Harvesting rain
Rainwater is a precious resource, it is also free, so collect it up and direct it to where it is needed.
We have a long shed with a pitched roof. That surface area intercepts a lot of rain but until recently it wasn't being directed anywhere productive, simply running of the ends of the iron and onto the concrete skirt of the building, probably damaging it long term.
Using a long length of 40mm flexible plastic pipe I created a different sort of guttering:
- Make a jig that holds the skill saw and allows the pipe to feed through below the blade
- With some help run the saw and drag the pipe through the jig to split it nice and straight along one edge
- Work this split pipe onto the bottom edge of the roofing iron so that it is 'clipped' on and water running off the edge of the roof is trapped in the pipe
- Drill some holes in the ridges of the iron just up from the pipe, feed thin wire through and around the pipe, twist it up to hold everything in place
Now, as rain runs off the roof it is caught in the pipe and runs towards the ends. Due to the gradient of the roof, building, whatever, the water in my situation all runs one way. At end if flows out and is collected in an old bath (as shown in the photo) that is supported at each end by a stack of concrete blocks. The red colour of the water is some kind of algae.

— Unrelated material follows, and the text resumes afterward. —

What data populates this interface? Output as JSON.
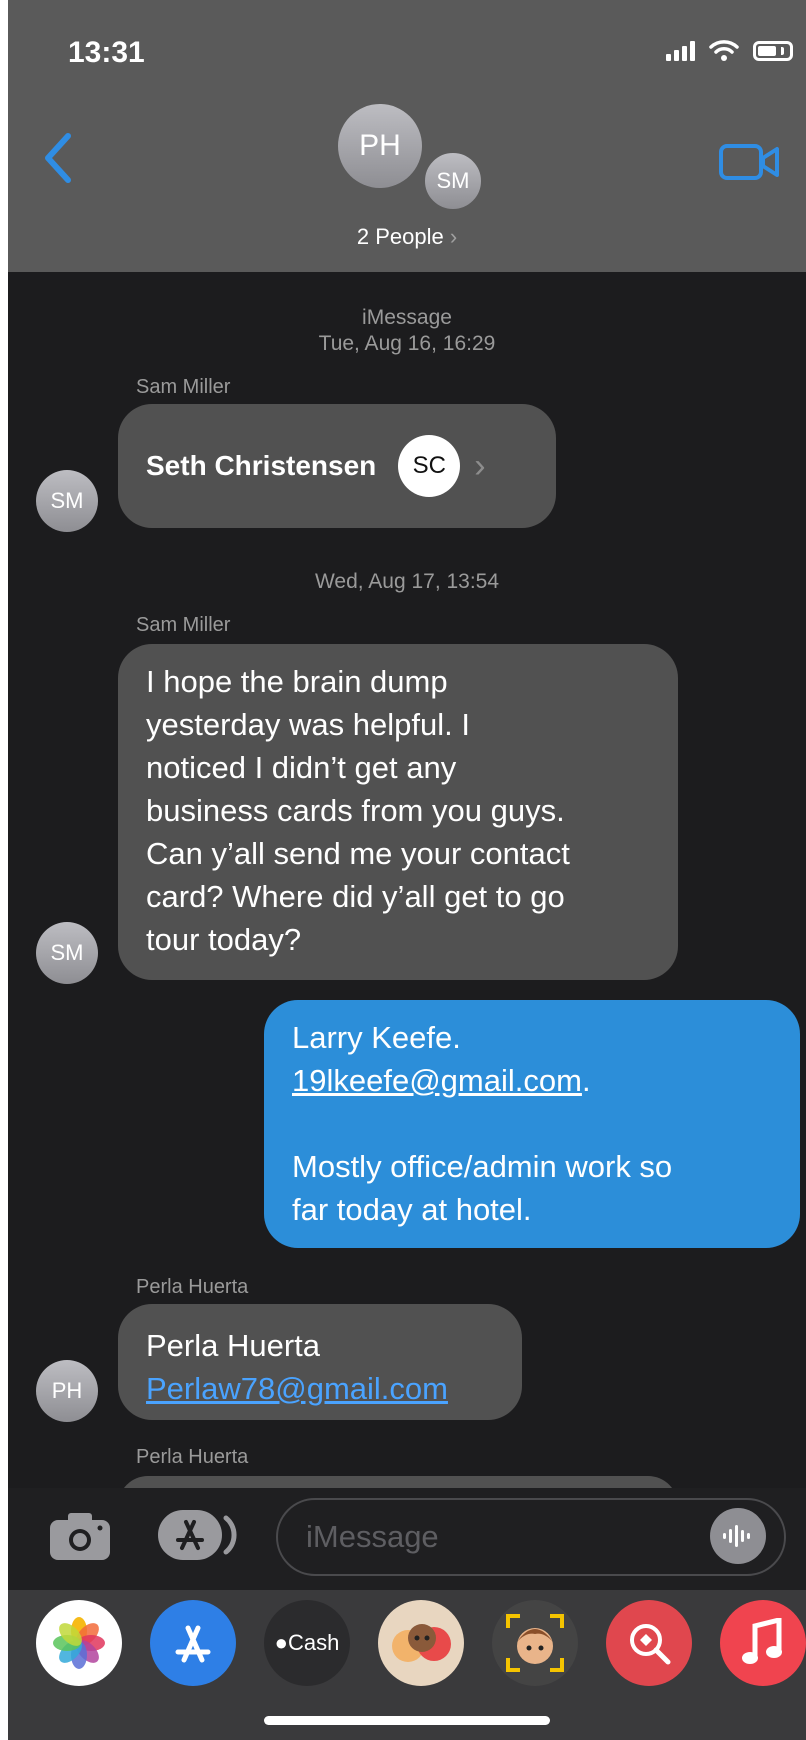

This fills up quite quickly when the water is focused into it. Rather then have overflow go onto the ground below I have rigged an overflow direction pipe that comes up through a wooden bung in the plughole to a level just below the edge of the bath. This allows the bath to fill almost to the top before spilling over into the outlet pipe and being directed away to a useful destination.
At present I just point the pipe at various trees as needed but plan to connect it to the chicken watering system. The bath itself acts as a reservoir for bucketing water to the chooks, watering passing birds and whatever else.